What I liked about the book was the way the two stories within it dovetail with the senior year project set by the English teacher Mr Simon. Each student has to write their own Tragedy Paper, examining the nature of tragedy in literature. It’s a big deal, and for some students takes on a life of its own. The book also touches on the arcane nature of rituals and rites required to properly participate in the inner circle of old elite institutions. There’s a lot of hoop-jumping required and if you don’t know the rules already it’s too late to learn them. Whenever I read any American High School fiction I’m always horrified by the many cliques and social strata. It’s a while since I was at secondary school here, but it’s certainly vastly different to anything I’ve experienced.

I did enjoy this book and wanted to find out what the big secret was; it is big and tragic and a bit shocking. My reservation about it is that I didn’t understand why Tim’s behaviour changed so dramatically. He goes from being a straight A student, close to his mum and generally respectful to something else entirely. The only motivation I can see is having a thing for Vanessa, and if he can change that much because he likes a girl then he’s a bit of loser. Sorry Tim –  but I do love that his surname is Macbeth, I guess he was never destined an easy ride in life.

Thank you so much to the guys at Doubleday for sending me a copy of this book to review.

2 thoughts on “The Tragedy Paper by Elizabeth Laban”

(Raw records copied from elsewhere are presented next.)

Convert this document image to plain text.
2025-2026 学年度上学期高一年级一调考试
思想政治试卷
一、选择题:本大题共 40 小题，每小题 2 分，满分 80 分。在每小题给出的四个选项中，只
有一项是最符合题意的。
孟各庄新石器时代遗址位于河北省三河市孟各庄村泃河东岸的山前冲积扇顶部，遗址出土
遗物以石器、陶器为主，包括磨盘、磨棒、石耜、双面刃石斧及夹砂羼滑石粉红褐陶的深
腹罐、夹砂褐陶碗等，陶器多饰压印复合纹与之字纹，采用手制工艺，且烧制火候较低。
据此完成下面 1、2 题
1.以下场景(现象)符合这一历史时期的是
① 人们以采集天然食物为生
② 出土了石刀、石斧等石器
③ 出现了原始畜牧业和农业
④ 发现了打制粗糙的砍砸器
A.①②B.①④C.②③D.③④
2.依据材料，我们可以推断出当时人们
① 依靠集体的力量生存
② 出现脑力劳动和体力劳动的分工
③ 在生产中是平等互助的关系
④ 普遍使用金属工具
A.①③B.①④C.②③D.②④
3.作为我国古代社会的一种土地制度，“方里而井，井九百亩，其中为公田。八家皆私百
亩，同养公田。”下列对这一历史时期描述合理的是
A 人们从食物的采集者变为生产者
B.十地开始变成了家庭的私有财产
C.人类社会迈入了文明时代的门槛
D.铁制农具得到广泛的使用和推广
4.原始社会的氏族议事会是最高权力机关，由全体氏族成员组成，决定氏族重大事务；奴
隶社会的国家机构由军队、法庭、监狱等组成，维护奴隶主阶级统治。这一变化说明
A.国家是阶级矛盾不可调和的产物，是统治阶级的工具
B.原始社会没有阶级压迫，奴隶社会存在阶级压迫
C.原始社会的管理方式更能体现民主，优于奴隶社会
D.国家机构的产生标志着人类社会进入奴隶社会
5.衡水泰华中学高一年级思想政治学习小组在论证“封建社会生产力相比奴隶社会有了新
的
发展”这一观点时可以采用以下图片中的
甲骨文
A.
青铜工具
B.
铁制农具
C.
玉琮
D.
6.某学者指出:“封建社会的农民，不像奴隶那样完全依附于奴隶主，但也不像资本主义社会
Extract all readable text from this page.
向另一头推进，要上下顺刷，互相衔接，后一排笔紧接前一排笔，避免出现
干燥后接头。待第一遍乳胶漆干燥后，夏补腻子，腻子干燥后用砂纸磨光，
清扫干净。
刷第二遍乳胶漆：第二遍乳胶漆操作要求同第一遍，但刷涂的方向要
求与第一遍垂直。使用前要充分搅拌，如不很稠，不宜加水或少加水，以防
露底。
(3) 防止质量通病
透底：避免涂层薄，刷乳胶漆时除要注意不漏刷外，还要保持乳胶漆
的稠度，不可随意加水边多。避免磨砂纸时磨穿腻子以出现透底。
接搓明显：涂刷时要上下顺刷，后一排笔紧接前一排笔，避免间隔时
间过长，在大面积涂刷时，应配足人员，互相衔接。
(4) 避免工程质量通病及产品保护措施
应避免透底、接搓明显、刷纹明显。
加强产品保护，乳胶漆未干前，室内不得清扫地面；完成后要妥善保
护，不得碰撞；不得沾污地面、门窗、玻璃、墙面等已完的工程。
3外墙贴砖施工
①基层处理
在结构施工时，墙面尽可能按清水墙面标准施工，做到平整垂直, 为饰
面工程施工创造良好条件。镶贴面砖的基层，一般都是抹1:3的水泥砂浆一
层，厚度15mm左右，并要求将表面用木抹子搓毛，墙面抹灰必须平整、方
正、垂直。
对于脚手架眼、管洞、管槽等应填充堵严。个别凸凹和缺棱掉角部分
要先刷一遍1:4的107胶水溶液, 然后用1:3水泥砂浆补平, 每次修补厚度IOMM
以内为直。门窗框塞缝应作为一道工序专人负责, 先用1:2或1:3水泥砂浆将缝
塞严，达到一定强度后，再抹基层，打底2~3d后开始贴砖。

  1. I thought Tim was an idiot too. But then, retrospect and an external perspective are all very well. The Tragedy Paper project was what drew me to the book but I had hoped it would be more 'central' than an obsession with a girl. I agree with you about the cliques and social strata in schools. I'm not aware of experiencing anything so deliberate like that either. Perhaps that means I was in – or really, really so far out.